Urlaub in Lettland

Daugavpils - Dünaburg

Einwohnerzahl: ca. 109.500

Einstmals eine militärstrategische Hochburg im Südosten Lettlands, kommen heute viele Touristen nach Daugavpils, in die zweitgrößte Stadt des Landes, die legendäre Bastion aus der Zarenzeit (1810-1850) zu besichtigen.

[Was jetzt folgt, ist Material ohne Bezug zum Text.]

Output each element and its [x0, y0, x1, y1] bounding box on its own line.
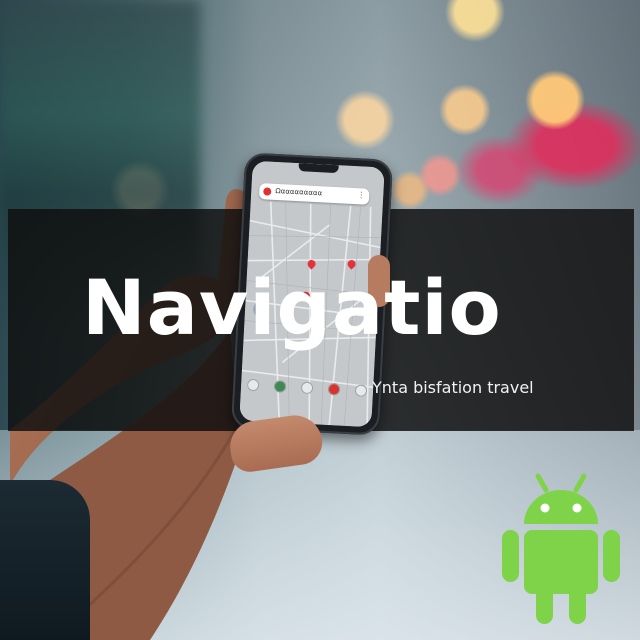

Von Petersburger Ingenieuren auf den Ruinen früherer Festungen an der Daugava errichtet, gilt der trapezförmige Komplex aus dem beginnenden 19. Jahrhundert, bestehend aus acht Forts, einer Zitadelle, Vorderbrücke, Außen- und Innenwall, als letztes osteuropäisches Bollwerk seiner Art. Bis auf die im Zweiten Weltkrieg zerstörte barocke Jesuitenkollegiumskirche ist das gesamte Befestigungsensemble, einschließlich Wohn- und Wirtschaftsgebäuden im russischen Empirestil, erhalten. Szenisch eingerahmt von den Daugava-Schleifen (lett. Daugavas loki) bietet sich Besuchern ein stimmungsvolles Gesamtbild entlang mehrerer Lehrpfade, per Bootstour und von Aussichtspunkten auf alten Burghügeln. Die durch das Urstromtal in Mäandern verlaufende Daugava ist Teil eines 120 km² messenden, walddominanten Naturparks.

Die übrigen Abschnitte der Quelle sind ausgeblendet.